Announcements from several manufacturers planning to introduce TV products as early as 2008 therefore seem optimistic. Previous announcements that touted products in time for the 2008 Olympic Games have already fallen by the wayside. In the meantime, LCD technology keeps improving and getting cheaper, all the time raising the market entry barrier for OLEDs.
Thin is in
Contrary to LCD, OLEDs do not require a backlighting unit (BLU) and are therefore only around 1.5 mm thick (compared to 34 mm for a small TFT LCD with the BLU). This property is especially interesting in view of the trend toward ultra-thin mobile phones.
In an interview given to its corporate newsmagazine in December 2005, Ryoji Chubachi, Sony’s President and Electronics CEO said: “[Sony]does not consider OLED devices a replacement for TFT LCD. Rather, we would like to capitalize on the paper-thin characteristics of OLED device technology to develop interesting new applications.”
Smart cards and clothing could be some of the beneficiaries. Siemens has presented a prototype OLED display card as far back as 1999.
Many conceivable applications rely on the potential of the OLED to be printed, e.g. by inkjet. Polymer OLEDs (P-OLED). although commanding only a few percentage points of the overall OLED market now, show great potential in this area.

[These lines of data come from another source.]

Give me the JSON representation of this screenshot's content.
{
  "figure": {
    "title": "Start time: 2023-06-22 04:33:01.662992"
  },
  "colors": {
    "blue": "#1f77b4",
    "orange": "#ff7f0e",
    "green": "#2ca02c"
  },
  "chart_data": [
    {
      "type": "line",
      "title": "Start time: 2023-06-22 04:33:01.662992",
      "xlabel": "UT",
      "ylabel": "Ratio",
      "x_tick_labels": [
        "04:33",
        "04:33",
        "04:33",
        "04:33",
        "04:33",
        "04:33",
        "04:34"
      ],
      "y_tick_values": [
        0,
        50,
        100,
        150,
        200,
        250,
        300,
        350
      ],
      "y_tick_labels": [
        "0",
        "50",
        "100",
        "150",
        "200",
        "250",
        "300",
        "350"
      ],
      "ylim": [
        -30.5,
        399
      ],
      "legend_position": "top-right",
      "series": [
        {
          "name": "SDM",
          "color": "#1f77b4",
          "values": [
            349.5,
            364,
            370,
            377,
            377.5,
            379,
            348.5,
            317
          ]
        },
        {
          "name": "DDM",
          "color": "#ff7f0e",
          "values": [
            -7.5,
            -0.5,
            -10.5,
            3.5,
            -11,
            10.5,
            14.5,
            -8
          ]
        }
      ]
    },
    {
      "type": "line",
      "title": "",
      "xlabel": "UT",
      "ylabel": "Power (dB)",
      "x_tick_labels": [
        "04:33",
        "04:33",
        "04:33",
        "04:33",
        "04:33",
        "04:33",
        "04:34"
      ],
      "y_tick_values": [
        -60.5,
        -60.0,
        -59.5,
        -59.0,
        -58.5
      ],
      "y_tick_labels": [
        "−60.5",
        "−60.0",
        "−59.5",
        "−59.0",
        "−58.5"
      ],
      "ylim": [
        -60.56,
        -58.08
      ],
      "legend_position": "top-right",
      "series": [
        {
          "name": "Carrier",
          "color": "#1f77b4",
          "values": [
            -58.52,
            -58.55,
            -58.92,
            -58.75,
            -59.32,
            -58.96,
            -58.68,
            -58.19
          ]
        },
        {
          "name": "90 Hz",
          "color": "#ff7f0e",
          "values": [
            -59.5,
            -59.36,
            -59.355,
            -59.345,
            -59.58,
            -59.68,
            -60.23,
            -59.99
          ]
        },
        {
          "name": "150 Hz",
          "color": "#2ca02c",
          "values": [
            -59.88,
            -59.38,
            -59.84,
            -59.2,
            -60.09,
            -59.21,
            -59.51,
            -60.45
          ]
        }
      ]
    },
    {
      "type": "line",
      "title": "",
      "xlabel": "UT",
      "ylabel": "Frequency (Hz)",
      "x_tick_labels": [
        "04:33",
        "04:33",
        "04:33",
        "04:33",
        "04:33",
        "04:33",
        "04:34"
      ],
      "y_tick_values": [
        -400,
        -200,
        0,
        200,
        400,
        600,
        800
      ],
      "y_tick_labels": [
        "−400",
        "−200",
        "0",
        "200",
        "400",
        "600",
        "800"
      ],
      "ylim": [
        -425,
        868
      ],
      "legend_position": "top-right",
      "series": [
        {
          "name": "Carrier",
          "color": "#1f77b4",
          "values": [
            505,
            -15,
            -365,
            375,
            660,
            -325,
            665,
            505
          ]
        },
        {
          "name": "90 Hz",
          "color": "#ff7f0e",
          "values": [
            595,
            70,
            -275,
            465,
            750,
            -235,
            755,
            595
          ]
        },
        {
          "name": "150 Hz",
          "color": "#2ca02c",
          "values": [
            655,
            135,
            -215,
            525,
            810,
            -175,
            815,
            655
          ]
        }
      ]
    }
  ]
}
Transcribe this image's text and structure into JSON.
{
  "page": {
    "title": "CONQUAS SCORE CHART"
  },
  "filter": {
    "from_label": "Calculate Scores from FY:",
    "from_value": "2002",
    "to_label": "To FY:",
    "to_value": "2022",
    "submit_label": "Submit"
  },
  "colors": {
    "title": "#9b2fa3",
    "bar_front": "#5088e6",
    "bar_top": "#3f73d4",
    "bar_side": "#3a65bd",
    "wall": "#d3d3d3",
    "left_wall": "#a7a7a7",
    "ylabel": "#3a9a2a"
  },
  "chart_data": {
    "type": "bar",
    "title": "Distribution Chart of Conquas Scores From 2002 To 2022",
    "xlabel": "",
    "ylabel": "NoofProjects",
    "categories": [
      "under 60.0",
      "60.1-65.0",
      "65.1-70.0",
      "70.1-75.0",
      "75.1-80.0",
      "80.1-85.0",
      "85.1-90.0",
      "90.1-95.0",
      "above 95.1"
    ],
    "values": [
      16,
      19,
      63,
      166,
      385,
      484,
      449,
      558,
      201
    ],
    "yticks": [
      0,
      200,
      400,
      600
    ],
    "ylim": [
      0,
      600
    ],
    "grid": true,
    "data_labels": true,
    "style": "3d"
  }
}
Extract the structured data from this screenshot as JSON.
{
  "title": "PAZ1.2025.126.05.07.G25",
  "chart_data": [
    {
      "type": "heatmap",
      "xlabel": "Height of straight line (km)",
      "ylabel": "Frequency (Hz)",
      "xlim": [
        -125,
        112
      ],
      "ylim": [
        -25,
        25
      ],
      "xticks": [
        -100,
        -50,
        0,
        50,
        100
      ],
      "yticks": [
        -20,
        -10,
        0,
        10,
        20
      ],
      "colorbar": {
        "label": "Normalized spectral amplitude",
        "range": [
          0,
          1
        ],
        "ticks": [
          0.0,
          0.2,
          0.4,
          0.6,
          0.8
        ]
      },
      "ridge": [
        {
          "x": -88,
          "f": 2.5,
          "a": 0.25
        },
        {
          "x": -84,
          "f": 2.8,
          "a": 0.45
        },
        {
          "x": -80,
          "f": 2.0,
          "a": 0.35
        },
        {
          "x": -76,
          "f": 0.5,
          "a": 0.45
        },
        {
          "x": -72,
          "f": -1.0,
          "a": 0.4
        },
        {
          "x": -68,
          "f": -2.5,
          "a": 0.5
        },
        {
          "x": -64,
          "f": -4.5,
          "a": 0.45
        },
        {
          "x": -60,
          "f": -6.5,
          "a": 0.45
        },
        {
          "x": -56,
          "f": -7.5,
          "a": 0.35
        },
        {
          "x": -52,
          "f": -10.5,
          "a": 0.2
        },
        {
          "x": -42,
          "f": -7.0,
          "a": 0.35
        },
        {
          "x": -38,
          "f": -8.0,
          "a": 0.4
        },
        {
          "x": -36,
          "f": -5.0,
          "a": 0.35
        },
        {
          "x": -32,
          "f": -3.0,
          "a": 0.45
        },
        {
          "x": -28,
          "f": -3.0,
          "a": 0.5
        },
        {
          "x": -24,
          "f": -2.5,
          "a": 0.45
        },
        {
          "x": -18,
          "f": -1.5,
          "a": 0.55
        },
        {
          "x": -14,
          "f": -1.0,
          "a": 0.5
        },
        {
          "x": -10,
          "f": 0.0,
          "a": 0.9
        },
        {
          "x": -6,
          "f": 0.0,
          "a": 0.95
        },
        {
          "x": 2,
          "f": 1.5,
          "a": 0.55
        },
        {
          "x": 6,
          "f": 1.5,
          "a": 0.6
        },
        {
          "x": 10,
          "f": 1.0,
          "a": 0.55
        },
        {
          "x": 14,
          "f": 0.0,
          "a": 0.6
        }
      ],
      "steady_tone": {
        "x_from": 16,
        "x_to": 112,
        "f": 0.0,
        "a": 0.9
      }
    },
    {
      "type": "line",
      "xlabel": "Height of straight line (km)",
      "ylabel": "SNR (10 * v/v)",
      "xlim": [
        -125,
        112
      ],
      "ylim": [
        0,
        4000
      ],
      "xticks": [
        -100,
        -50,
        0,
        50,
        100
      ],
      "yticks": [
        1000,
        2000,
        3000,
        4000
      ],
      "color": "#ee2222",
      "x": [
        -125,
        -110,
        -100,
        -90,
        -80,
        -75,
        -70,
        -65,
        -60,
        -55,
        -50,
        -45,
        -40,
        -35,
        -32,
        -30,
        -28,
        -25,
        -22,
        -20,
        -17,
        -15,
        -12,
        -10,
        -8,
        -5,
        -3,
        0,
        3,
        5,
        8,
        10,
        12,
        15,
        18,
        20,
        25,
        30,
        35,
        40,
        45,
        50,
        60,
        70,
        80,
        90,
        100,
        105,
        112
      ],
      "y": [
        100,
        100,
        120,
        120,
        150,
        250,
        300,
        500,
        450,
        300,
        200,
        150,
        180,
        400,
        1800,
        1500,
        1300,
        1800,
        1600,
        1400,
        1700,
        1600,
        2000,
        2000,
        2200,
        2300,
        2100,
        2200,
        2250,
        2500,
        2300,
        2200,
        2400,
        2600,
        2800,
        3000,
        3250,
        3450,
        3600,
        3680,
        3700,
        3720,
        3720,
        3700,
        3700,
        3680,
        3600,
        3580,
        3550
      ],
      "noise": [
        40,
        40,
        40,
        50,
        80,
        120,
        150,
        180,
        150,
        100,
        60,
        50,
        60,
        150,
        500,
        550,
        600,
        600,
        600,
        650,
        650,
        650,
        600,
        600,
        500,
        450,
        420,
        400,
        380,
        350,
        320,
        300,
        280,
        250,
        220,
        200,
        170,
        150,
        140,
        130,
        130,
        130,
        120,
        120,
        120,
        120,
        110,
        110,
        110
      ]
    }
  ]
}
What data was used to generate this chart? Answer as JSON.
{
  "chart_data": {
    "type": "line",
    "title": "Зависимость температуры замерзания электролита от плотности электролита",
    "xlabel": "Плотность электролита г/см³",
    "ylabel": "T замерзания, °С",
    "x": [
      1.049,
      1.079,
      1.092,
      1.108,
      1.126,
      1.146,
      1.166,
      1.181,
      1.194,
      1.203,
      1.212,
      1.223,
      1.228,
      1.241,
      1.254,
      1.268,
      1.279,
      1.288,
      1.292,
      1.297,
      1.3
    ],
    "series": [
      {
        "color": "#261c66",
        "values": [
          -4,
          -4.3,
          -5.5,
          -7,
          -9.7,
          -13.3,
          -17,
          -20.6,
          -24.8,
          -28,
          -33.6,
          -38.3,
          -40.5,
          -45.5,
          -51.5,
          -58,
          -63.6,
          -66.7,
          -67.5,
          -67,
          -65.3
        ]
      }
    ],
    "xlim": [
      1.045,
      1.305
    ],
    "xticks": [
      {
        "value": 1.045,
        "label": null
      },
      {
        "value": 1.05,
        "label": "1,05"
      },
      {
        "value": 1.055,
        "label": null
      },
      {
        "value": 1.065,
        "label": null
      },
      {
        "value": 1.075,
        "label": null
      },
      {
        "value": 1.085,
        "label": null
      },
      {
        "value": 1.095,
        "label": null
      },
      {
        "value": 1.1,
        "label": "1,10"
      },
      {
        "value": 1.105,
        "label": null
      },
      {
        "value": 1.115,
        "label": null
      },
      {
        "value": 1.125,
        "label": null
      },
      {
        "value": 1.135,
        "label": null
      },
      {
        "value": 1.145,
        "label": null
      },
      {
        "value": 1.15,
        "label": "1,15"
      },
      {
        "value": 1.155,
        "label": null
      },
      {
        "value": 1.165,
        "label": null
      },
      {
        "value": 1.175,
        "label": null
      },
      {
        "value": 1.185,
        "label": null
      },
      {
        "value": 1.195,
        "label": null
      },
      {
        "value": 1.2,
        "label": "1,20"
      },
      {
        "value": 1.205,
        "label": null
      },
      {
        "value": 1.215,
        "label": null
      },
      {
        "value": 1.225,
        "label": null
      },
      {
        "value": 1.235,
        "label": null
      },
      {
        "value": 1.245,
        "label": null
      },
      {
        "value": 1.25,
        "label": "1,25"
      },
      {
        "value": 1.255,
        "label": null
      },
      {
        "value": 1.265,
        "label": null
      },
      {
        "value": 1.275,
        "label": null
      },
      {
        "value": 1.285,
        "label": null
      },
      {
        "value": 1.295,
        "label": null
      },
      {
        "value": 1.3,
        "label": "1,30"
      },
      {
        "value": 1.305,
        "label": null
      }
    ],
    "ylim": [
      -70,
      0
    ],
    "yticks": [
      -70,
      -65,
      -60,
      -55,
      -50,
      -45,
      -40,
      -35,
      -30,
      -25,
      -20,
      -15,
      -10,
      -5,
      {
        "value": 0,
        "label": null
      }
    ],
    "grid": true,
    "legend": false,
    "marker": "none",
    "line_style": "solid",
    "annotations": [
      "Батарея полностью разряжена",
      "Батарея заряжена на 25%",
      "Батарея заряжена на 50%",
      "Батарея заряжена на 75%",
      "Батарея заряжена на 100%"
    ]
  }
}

Printing offers a major advantage: the substrate need not be glass but could be an inexpensive plastic film, opening the door to flexible displays. Incidentally, the costs (capital and operation) for printing are expected to run at less than the current processes. Printed displays would come in three broad segments:
• Ultra-cheap low-resolution, likely monochrome displays, e.g. to be placed on packages. The question remains of how to power these displays.
• Very large colour displays (several meters in size) for advertisements, both indoors and outdoors
• Flexible displays, e.g. for e-paper. A flexible film that can encapsulate and protect the organic materials (from oxygen, humidity, light) long term remains to be developed. The first steps towards flexible displays could be curved and then bendable displays.
Time will tell if it is wise to bypass the competition with LCD by essentially entering into competition with paper.
Lighting with white OLEDs
Whether or not OLEDs succeed as a display technology, GE, Philips, Osram and others are writing a new chapter in the OLED saga—developing white OLEDs that could be pasted in sheets to transform any surface into a light source.
In an strange twist, the us company UDC is developing a white OLED panel with the LCD backlighting unit market in mind.